私からあえては言いません。でも、周りが見ていて「おや、あいつ上がったんだ」ということになりますよ。そういう話には社員は敏感なものです。「あいつの上司、どうもずいぶん前から動いていたらしいよ」ということは自然と伝わります。それで私がまた異動になると、次に部下になる人たちが「佐々木ってどんな人?」って私の元部下に聞くわけです。そこで「部下の昇格に熱心だよ」と、頼まなくても話してくれるんですから。

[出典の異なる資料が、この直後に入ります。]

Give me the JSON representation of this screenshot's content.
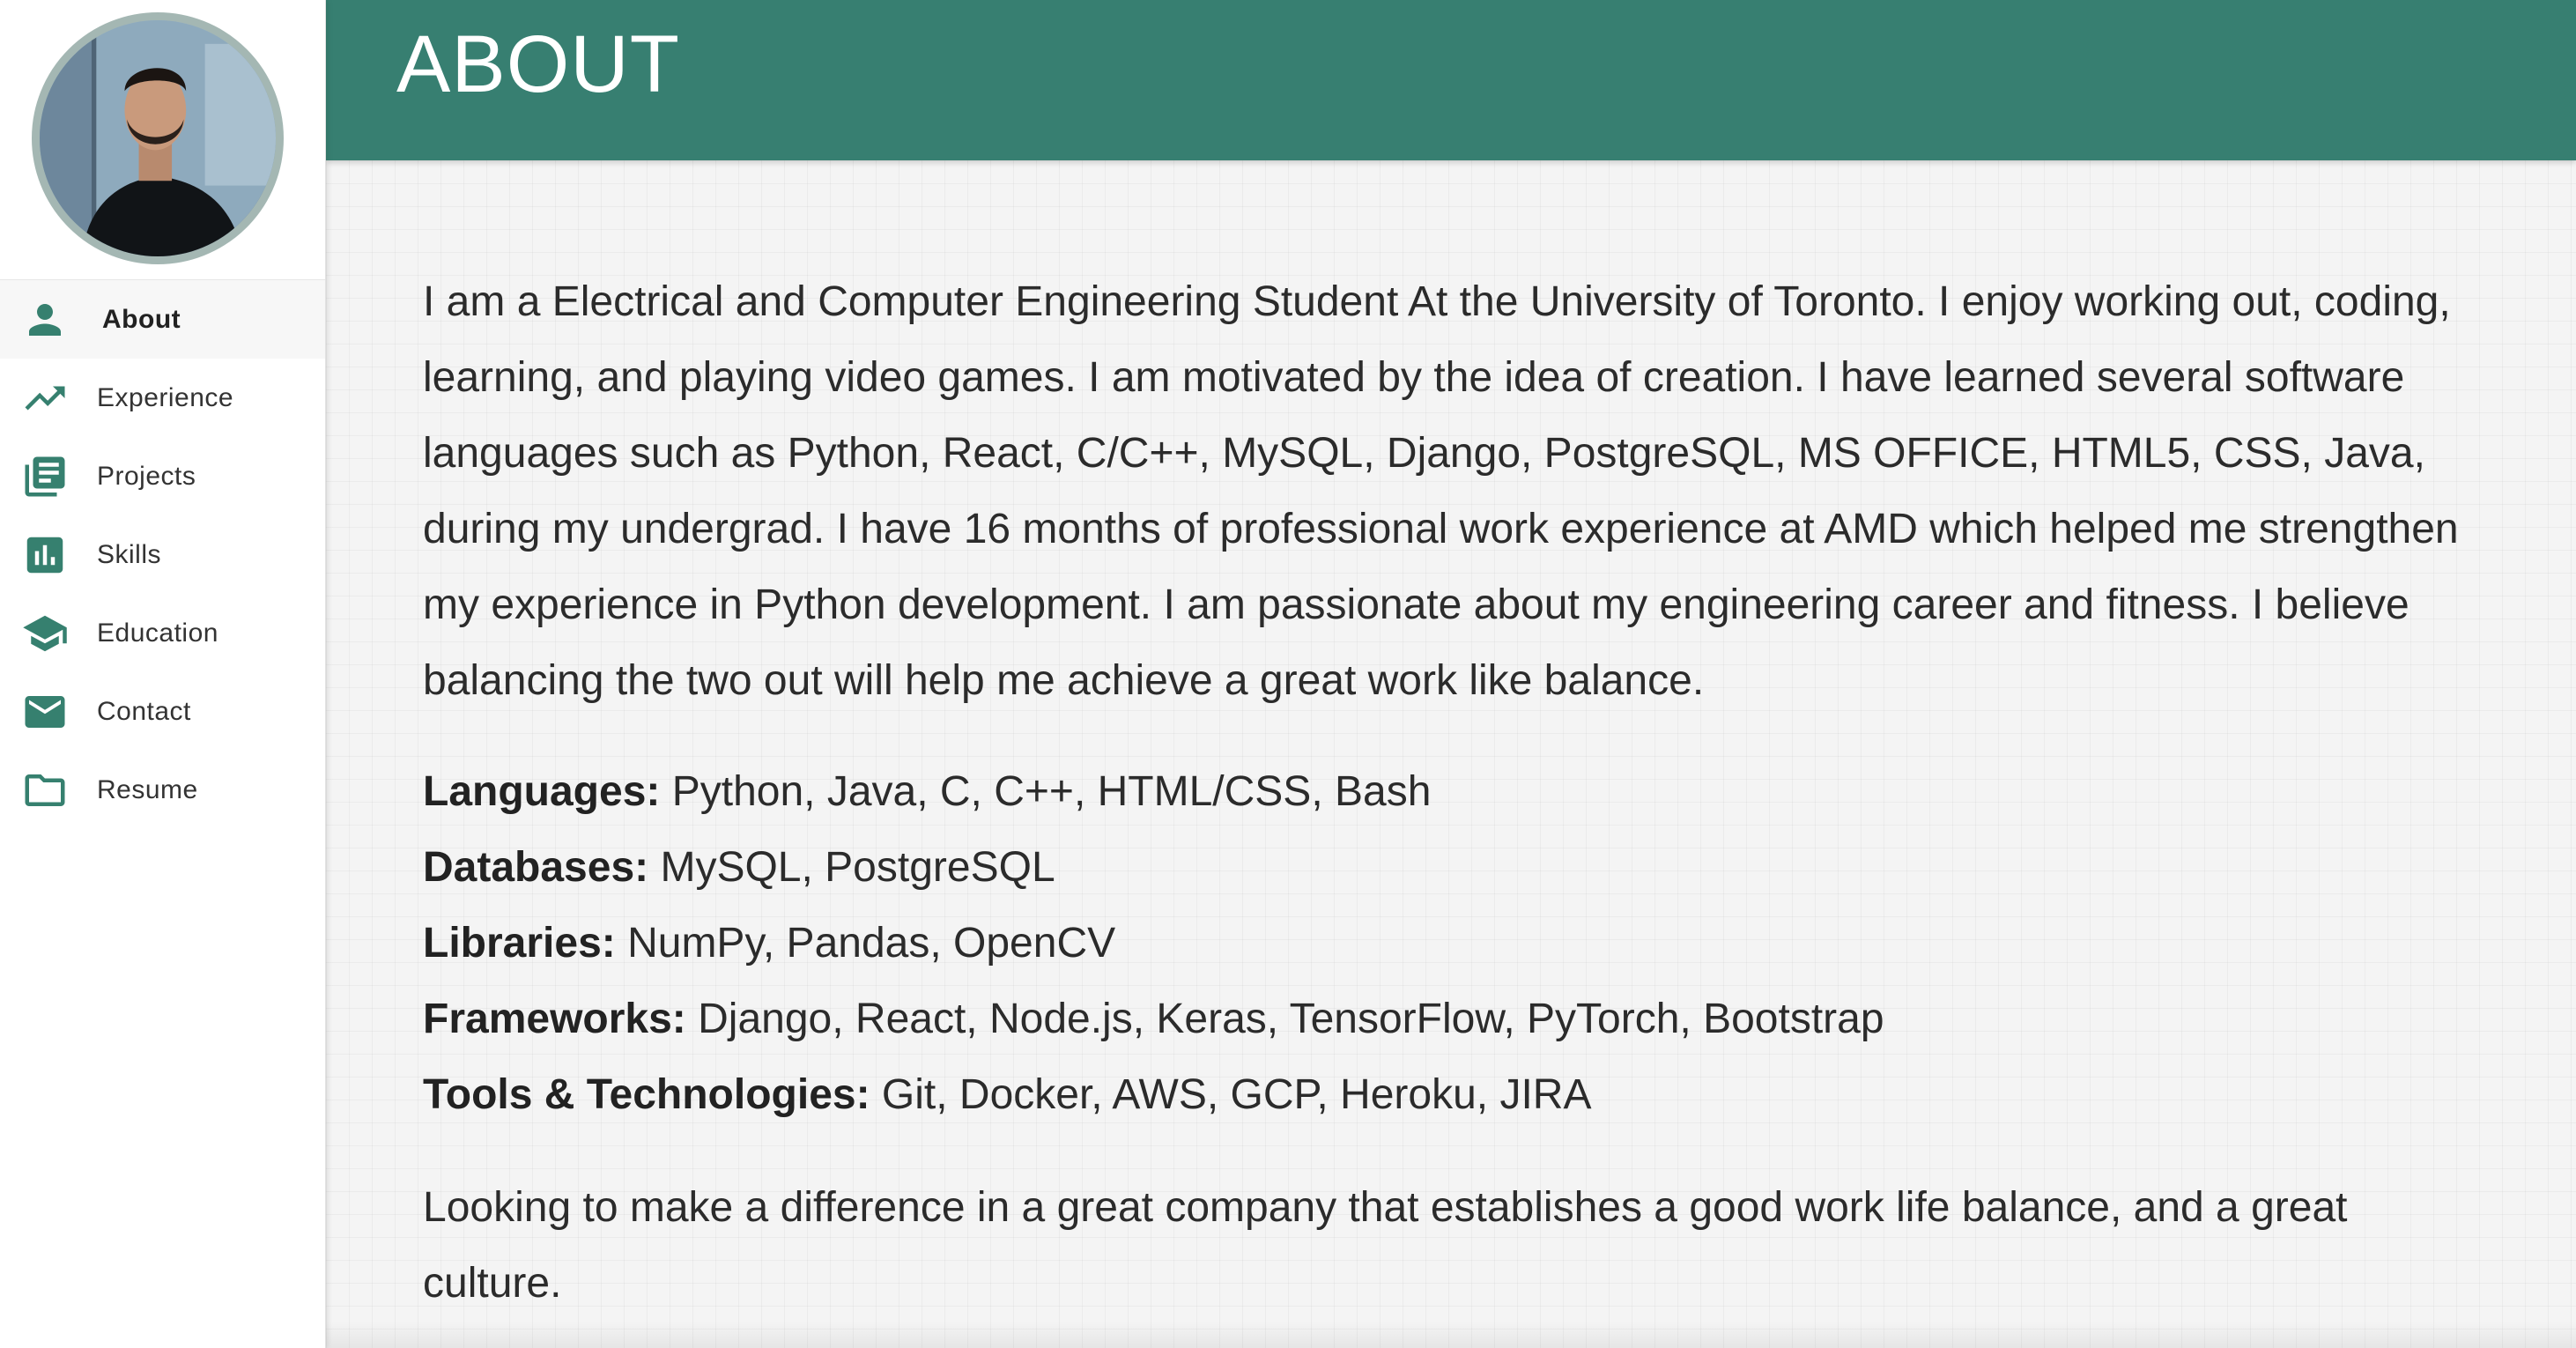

そのおかげでみんな一生懸命働いてくれて、異動先で私がどれだけやりやすかったことか。しまいには「出世したかったら佐々木のところに行け」と言われるようになりましたよ(笑)。
A4、1枚にまとめるのがいい
――年頭所感の書き方に、佐々木さんなりのセオリーはありますか?
要点だけ、箇条書きで書くんです。異動後には「ここの職場にいる間にこういうことをしようと決意した」と書く。それを年末年始に振り返り、
という具合に、なるべく端的にまとめていました
それから、A4サイズ1枚にまとめること。2枚3枚は絶対にダメです。書くことが多いと意識が分散してしまいます。1年でできることなんて限られていますから、骨太のやつを書く。まあ、ぜいぜい7~8項目でしょうか。
――どんなタイミングで年頭所感を書いているのでしょうか。
書き出すのは12月初めから。ワーッと書きなぐっておいて、年末年始にじっくり見直して完成させます。毎年、完成するのは箱根駅伝が終わったときです。元旦の実業団駅伝、2日、3日は箱根駅伝を見ながら書く。箱根駅伝が終わったときにもう1回読み直して、よし、今年はこれで行くと。
私は駅伝が大好きでね。走者の脚がつってしまって、早くタスキを渡さなければ、早く受け取りたいという場面などは、もう自分の人生を見ているようで(笑)。
2015年は「五郎丸ポーズ」が流行して、あれによってルーティンの有効性というものが注目されましたね。私の中では年頭所感はまさにそういうものだったと思います。箱根駅伝が終わった時に読み返し、それを元に出社してすぐ部下全員にメッセージを出すというね。